Mediatized politics and personalised leaderships: the Chilean case  
Ximena Orchard (University of Sheffield)

Paper short abstract:

This paper explores the concept of mediatization of politics in the Chilean system, arguing that the emergence of personalised leaderships goes hand in hand with the ability of political actors to build their popularity around media and communication strategies.

Paper long abstract:

The construction of political leaderships that grow in the media and outside party structures is a recurring pattern in Chile, which challenges the ability political parties have to develop leaderships of national projection. It is possible to argue that the last two Chilean presidents were imposed by means of surveys to their own political parties, a pattern repeated in the current presidential race.

Mediatization of politics, as a theoretical construct, offers some insight for understanding the development of this phenomenon, which acquires unique characteristics in each country of the region, and avoids generalizations. In Chile, there are signs that indicate that media praxis has been adopted by political actors, changing not only the way in which political activity is represented in public communication spaces but how practices of political actors are organized.

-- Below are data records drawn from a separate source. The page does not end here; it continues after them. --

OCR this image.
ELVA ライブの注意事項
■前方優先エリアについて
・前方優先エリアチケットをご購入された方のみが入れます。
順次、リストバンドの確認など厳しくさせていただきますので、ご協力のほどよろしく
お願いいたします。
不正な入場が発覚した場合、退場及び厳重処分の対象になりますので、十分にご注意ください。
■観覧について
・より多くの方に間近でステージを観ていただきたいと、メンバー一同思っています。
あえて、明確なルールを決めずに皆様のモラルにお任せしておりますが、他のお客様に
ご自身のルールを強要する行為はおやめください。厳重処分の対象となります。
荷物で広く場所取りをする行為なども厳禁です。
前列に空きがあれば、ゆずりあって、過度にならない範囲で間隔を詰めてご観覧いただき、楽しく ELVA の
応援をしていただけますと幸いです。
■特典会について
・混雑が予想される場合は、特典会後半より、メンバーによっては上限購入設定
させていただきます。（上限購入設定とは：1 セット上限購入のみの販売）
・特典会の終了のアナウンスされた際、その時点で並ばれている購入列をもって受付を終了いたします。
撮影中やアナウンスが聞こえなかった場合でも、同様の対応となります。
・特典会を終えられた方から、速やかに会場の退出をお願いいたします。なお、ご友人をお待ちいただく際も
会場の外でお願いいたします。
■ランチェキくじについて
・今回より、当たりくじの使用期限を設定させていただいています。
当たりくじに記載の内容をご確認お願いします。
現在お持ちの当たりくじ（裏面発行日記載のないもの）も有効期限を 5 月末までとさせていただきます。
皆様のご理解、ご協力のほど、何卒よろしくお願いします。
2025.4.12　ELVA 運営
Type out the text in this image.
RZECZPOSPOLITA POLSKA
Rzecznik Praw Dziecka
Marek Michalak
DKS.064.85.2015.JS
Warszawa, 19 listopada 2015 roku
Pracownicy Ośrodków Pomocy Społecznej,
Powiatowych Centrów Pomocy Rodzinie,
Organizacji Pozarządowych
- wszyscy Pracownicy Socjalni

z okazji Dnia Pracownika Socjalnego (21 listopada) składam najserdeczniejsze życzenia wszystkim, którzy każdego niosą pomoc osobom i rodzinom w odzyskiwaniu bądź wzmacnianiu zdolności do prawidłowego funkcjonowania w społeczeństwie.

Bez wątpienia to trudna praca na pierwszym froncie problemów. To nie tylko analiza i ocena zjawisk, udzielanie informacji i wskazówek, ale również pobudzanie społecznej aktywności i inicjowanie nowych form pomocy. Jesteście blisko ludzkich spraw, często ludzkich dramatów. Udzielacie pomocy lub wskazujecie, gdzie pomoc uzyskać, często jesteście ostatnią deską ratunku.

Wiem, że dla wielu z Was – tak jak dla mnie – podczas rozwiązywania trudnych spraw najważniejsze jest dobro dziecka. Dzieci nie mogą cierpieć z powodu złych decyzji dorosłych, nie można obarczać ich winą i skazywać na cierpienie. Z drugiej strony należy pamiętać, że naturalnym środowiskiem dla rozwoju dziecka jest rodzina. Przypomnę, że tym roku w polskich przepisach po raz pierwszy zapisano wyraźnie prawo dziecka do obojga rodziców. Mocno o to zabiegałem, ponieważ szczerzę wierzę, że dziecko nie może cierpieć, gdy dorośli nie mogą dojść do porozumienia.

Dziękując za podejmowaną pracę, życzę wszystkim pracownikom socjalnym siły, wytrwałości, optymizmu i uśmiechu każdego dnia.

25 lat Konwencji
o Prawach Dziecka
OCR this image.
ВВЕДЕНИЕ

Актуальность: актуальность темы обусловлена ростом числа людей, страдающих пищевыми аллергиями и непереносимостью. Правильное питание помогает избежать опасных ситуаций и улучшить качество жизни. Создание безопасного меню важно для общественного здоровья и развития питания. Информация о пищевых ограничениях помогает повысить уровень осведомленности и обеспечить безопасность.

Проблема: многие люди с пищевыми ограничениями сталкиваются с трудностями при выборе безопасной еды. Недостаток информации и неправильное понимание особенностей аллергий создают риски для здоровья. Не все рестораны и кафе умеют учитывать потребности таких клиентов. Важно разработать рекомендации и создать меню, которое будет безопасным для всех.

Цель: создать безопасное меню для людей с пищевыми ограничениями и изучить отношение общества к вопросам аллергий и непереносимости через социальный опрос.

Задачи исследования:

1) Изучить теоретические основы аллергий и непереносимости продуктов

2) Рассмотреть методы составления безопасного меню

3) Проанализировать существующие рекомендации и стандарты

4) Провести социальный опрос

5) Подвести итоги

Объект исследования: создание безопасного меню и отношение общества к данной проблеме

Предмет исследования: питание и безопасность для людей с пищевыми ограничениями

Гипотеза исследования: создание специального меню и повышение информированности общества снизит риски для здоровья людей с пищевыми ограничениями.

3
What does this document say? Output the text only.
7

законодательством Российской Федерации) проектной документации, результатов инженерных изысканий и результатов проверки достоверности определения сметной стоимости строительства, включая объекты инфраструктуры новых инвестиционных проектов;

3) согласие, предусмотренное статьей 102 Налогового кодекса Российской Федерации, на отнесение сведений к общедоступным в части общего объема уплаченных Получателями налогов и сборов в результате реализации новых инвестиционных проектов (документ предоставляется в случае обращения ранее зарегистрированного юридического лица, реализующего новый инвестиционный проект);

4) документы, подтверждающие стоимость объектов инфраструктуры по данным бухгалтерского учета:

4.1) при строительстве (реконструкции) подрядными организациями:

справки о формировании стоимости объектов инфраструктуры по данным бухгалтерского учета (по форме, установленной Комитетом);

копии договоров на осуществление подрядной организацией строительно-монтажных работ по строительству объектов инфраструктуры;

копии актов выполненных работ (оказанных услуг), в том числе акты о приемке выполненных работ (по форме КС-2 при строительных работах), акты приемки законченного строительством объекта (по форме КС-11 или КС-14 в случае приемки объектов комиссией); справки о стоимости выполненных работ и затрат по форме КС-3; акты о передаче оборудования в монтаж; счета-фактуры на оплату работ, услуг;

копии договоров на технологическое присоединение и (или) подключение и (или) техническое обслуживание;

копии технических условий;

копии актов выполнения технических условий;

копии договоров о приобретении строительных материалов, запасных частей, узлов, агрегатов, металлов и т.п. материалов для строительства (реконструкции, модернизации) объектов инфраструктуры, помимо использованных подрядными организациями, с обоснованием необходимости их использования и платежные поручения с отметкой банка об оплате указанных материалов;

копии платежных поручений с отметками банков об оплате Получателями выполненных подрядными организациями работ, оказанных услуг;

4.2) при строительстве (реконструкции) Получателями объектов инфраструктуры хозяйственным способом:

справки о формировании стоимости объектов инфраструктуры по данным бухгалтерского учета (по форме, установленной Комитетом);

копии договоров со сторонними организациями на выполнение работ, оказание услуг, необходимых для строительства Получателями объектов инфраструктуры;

Academic analysis about the place of the media in the Chilean process of democratisation has generally been centered in the characteristics of media market structures. These studies allow us to understand the limited role the media have played in terms of making political and economic power accountable. However, it will be argued that the mediatization of politics has to be studied in terms of how politics itself has been modified as a result of continuous interactions with a predominantly market-driven media system. This phenomenon that can be conceptualised as media effects on political actors has deep implications in the style of leadership that dominate the Chilean political scene.